La nausée – L’édito de Christophe Bonnefoy
Il y a la guerre. Ses manœuvres stratégiques. Ses grands principes et ses règles. Si, si, ses règles, régies par le droit international. Il y a, aussi, ce qui se joue en coulisse, au plus haut niveau. Les efforts diplomatiques pour sauver ce qui peut l’être et tendre, le moins doucement possible, vers la paix. Donner d’une main, reprendre discrètement de l’autre. Offrir des gages et des assurances. En recevoir. De l’orfèvrerie, diront certains. Un rapport de force sans en avoir l’air, affirmeront d’autres.
Et il y a l’innommable. Les civils qu’on n’hésite pas à abattre. Froidement. Ou à éliminer par missiles interposés. A distance.

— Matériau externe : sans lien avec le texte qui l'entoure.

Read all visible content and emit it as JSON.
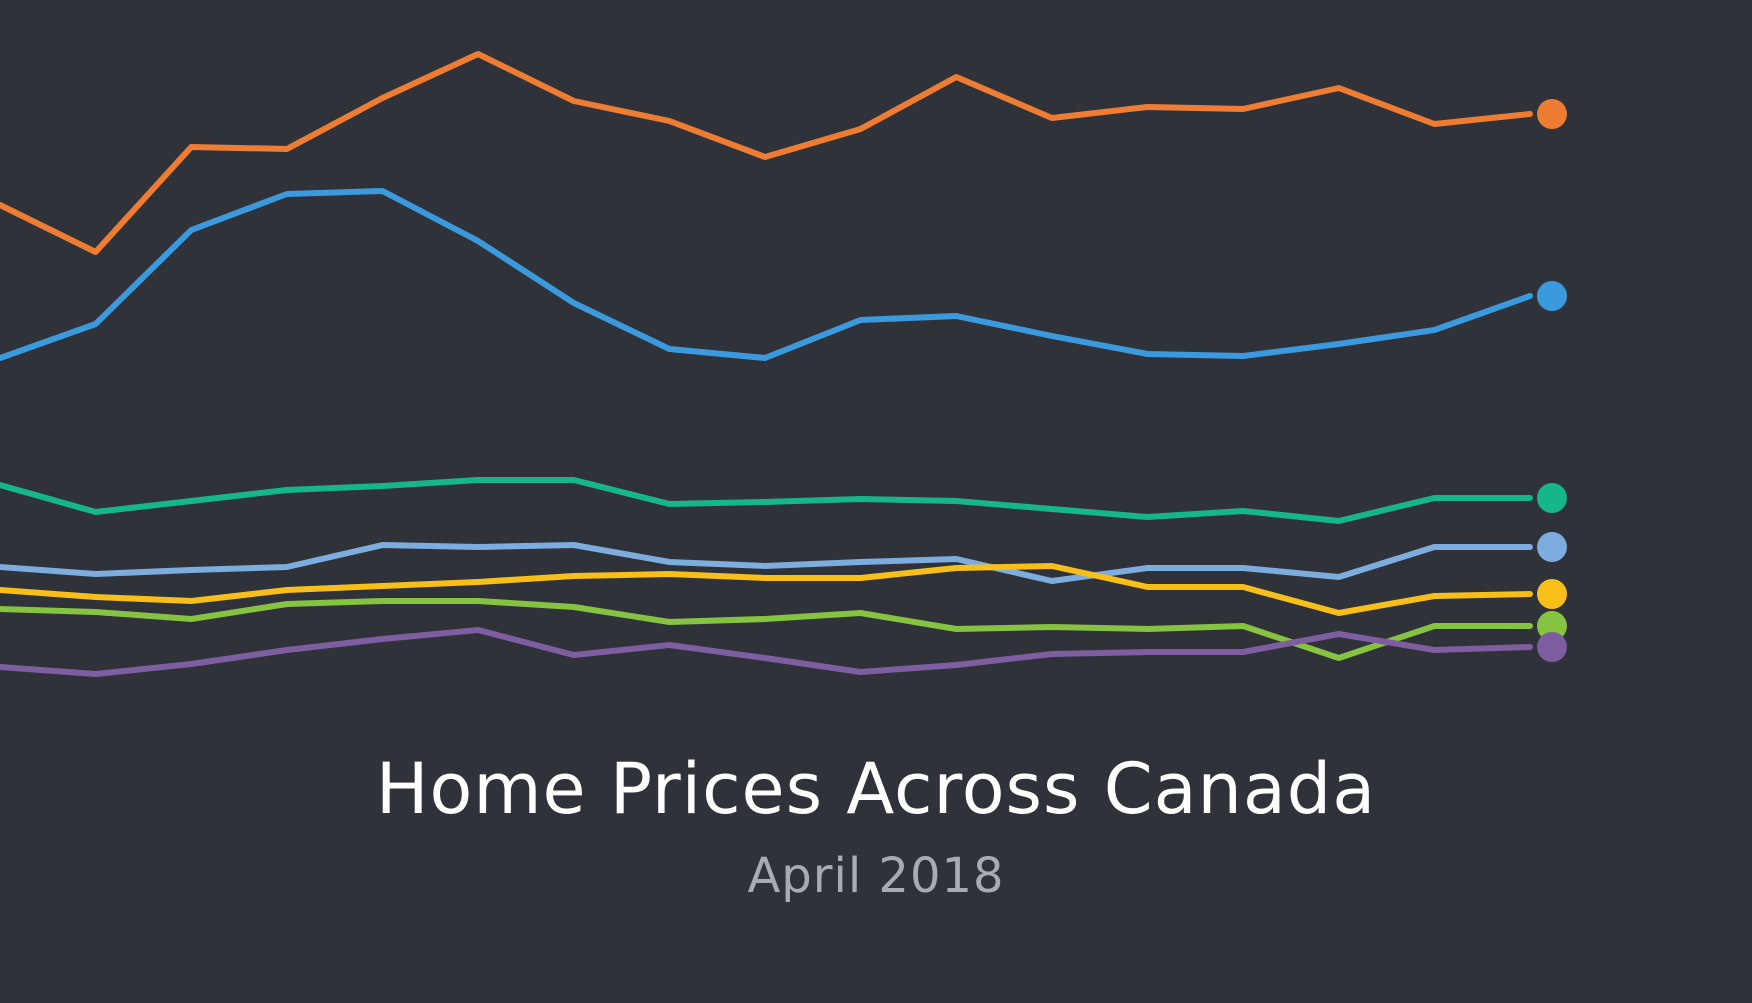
{
  "chart_data": {
    "type": "line",
    "title": "Home Prices Across Canada",
    "subtitle": "April 2018",
    "xlabel": "",
    "ylabel": "",
    "grid": false,
    "legend": "none",
    "axes_visible": false,
    "x": [
      0,
      1,
      2,
      3,
      4,
      5,
      6,
      7,
      8,
      9,
      10,
      11,
      12,
      13,
      14,
      15,
      16
    ],
    "ylim": [
      0,
      100
    ],
    "series": [
      {
        "color": "#ee7d33",
        "values": [
          79.5,
          74.8,
          85.3,
          85.1,
          90.2,
          94.6,
          89.9,
          87.9,
          84.3,
          87.1,
          92.3,
          88.2,
          89.3,
          89.1,
          91.2,
          87.6,
          88.6
        ]
      },
      {
        "color": "#3b9ade",
        "values": [
          64.2,
          67.6,
          77.0,
          80.6,
          80.9,
          75.9,
          69.7,
          65.1,
          64.2,
          68.0,
          68.4,
          66.4,
          64.6,
          64.4,
          65.6,
          67.0,
          70.4
        ]
      },
      {
        "color": "#16b68b",
        "values": [
          51.5,
          48.8,
          49.9,
          51.0,
          51.4,
          52.0,
          52.0,
          49.6,
          49.8,
          50.1,
          49.9,
          49.1,
          48.3,
          48.9,
          47.9,
          50.2,
          50.2
        ]
      },
      {
        "color": "#7cadde",
        "values": [
          43.3,
          42.6,
          43.0,
          43.3,
          45.5,
          45.3,
          45.5,
          43.8,
          43.4,
          43.8,
          44.1,
          41.9,
          43.2,
          43.2,
          42.3,
          45.3,
          45.3
        ]
      },
      {
        "color": "#f8bf1a",
        "values": [
          41.0,
          40.3,
          39.9,
          41.0,
          41.4,
          41.8,
          42.4,
          42.6,
          42.2,
          42.2,
          43.2,
          43.4,
          41.3,
          41.3,
          38.7,
          40.4,
          40.6
        ]
      },
      {
        "color": "#86c341",
        "values": [
          39.1,
          38.8,
          38.1,
          39.6,
          39.9,
          39.9,
          39.3,
          37.8,
          38.1,
          38.7,
          37.1,
          37.3,
          37.1,
          37.4,
          34.2,
          37.4,
          37.4
        ]
      },
      {
        "color": "#7e5ea0",
        "values": [
          33.3,
          32.6,
          33.6,
          35.0,
          36.1,
          37.0,
          34.5,
          35.5,
          34.2,
          32.8,
          33.5,
          34.6,
          34.8,
          34.8,
          36.6,
          35.0,
          35.3
        ]
      }
    ]
  }
}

Et ce journaliste français, Frédéric Leclerc-Imhoff, victime de ce qu’il considérait comme son devoir : informer, relater, montrer. Il l’a payé de sa vie.

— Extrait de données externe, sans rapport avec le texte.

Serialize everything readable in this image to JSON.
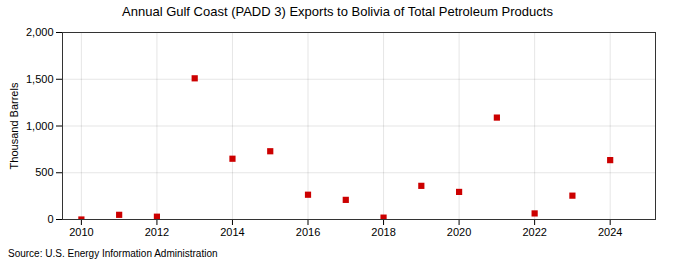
{
  "chart_data": {
    "type": "scatter",
    "title": "Annual Gulf Coast (PADD 3) Exports to Bolivia of Total Petroleum Products",
    "ylabel": "Thousand Barrels",
    "source": "Source: U.S. Energy Information Administration",
    "x": [
      2010,
      2011,
      2012,
      2013,
      2014,
      2015,
      2016,
      2017,
      2018,
      2019,
      2020,
      2021,
      2022,
      2023,
      2024
    ],
    "values": [
      0,
      50,
      30,
      1510,
      650,
      730,
      265,
      210,
      20,
      360,
      295,
      1090,
      65,
      255,
      635
    ],
    "color": "#cc0000",
    "marker": "square",
    "xlim": [
      2009.5,
      2025.2
    ],
    "ylim": [
      0,
      2000
    ],
    "xticks": [
      2010,
      2012,
      2014,
      2016,
      2018,
      2020,
      2022,
      2024
    ],
    "yticks": [
      0,
      500,
      {
        "value": 1000,
        "label": "1,000"
      },
      {
        "value": 1500,
        "label": "1,500"
      },
      {
        "value": 2000,
        "label": "2,000"
      }
    ],
    "grid": true
  }
}
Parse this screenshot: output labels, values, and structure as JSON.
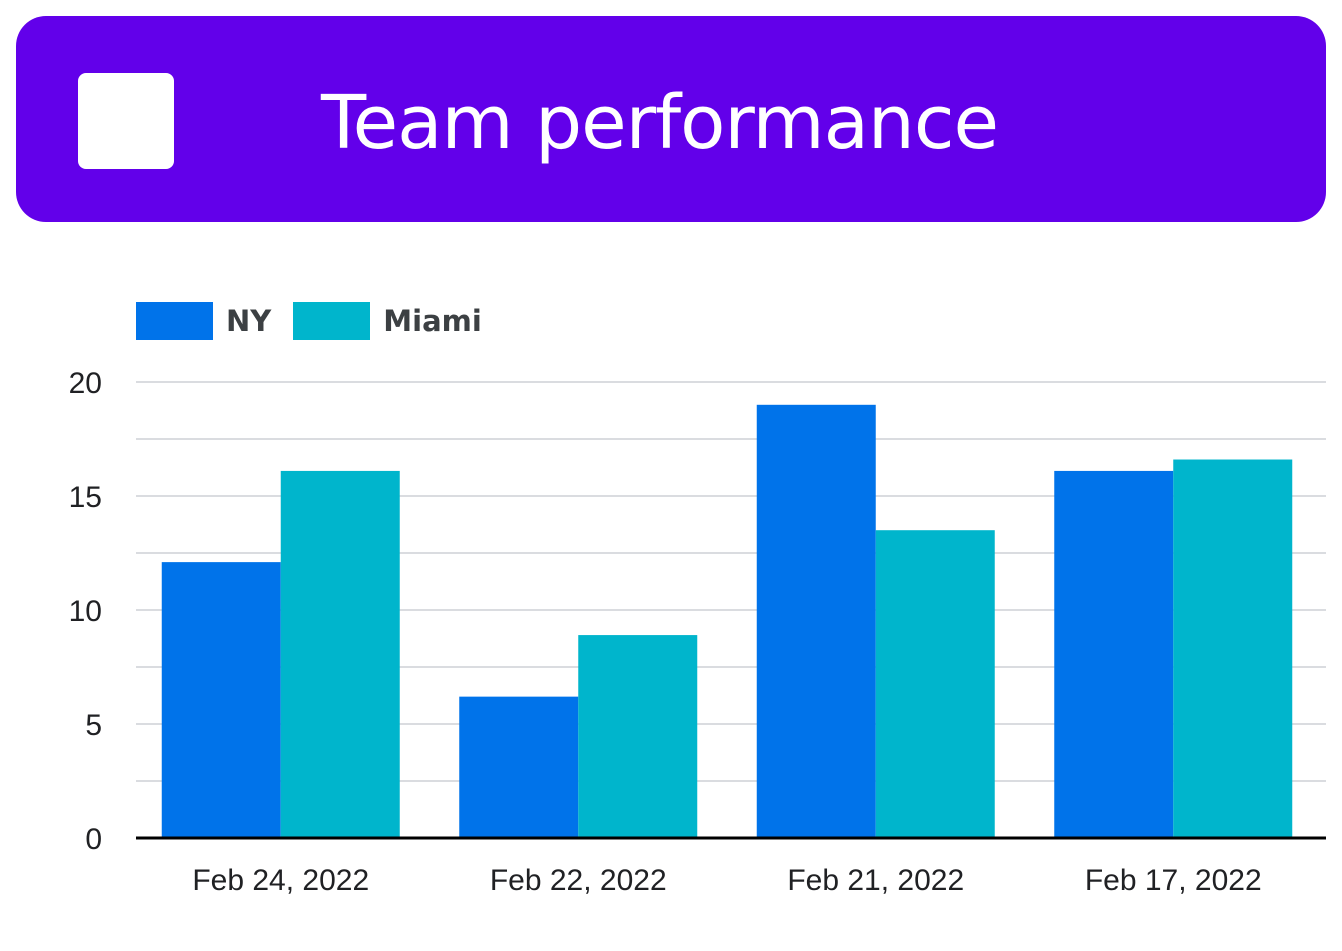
{
  "header": {
    "title": "Team performance",
    "background_color": "#6200ea",
    "logo_color": "#ffffff"
  },
  "chart_data": {
    "type": "bar",
    "categories": [
      "Feb 24, 2022",
      "Feb 22, 2022",
      "Feb 21, 2022",
      "Feb 17, 2022"
    ],
    "series": [
      {
        "name": "NY",
        "color": "#0073ea",
        "values": [
          12.1,
          6.2,
          19,
          16.1
        ]
      },
      {
        "name": "Miami",
        "color": "#00b5cc",
        "values": [
          16.1,
          8.9,
          13.5,
          16.6
        ]
      }
    ],
    "y_ticks": [
      "0",
      "5",
      "10",
      "15",
      "20"
    ],
    "ylim": [
      0,
      20
    ],
    "grid": true,
    "legend_position": "top-left"
  }
}
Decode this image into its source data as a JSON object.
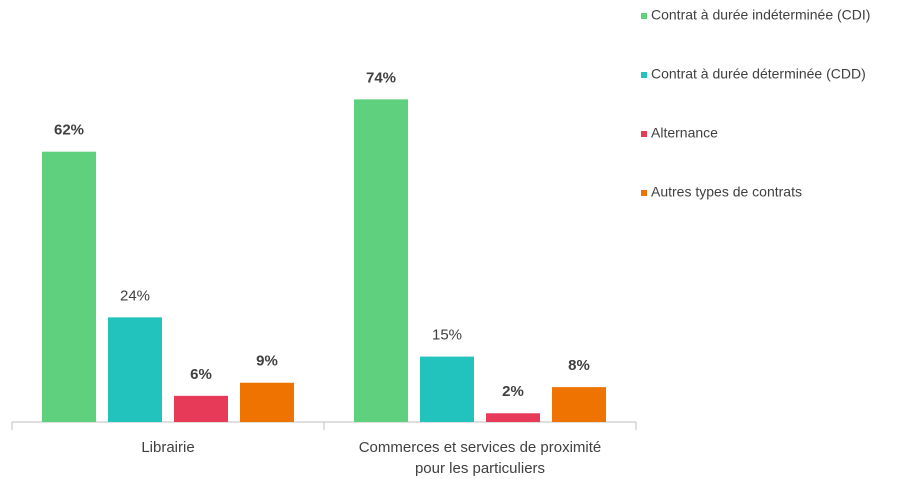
{
  "chart_data": {
    "type": "bar",
    "categories": [
      "Librairie",
      "Commerces et services de proximité pour les particuliers"
    ],
    "series": [
      {
        "name": "Contrat à durée indéterminée (CDI)",
        "color": "#5fd07e",
        "values": [
          62,
          74
        ],
        "value_labels": [
          "62%",
          "74%"
        ]
      },
      {
        "name": "Contrat à durée déterminée (CDD)",
        "color": "#22c3bd",
        "values": [
          24,
          15
        ],
        "value_labels": [
          "24%",
          "15%"
        ]
      },
      {
        "name": "Alternance",
        "color": "#e63a58",
        "values": [
          6,
          2
        ],
        "value_labels": [
          "6%",
          "2%"
        ]
      },
      {
        "name": "Autres types de contrats",
        "color": "#ef7300",
        "values": [
          9,
          8
        ],
        "value_labels": [
          "9%",
          "8%"
        ]
      }
    ]
  }
}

Ça ne suffisait pas au côté russe de la force. Obscur donc. On connaît la propension de Moscou à fabriquer ses vérités. Par le biais de l’agence Tass, qui rapporte les propos d’un officier de la milice séparatiste pro-russe, on apprend ainsi que le journaliste de 32 ans aurait « joué un rôle dans la livraison d’armes et de munitions aux forces armées ukrainiennes ». Qu’il était un « mercenaire ». Bien sûr. Evident. Il n’y aura guère que la population russe pour le croire. Et encore.
La plus belle des réponses est venue, non pas de la sphère politique. Non pas du monde diplomatique. Mais de la mère de Frédéric Leclerc-Imhoff : « Je suis la maman du jeune journaliste que vous avez tué (…) Votre communiqué me donne la nausée. » Une maman qui loue « l’engagement professionnel et personnel de (son) fils par la démocratie, le respect humain et une information libre, impartiale et honnête ». Tout est dit.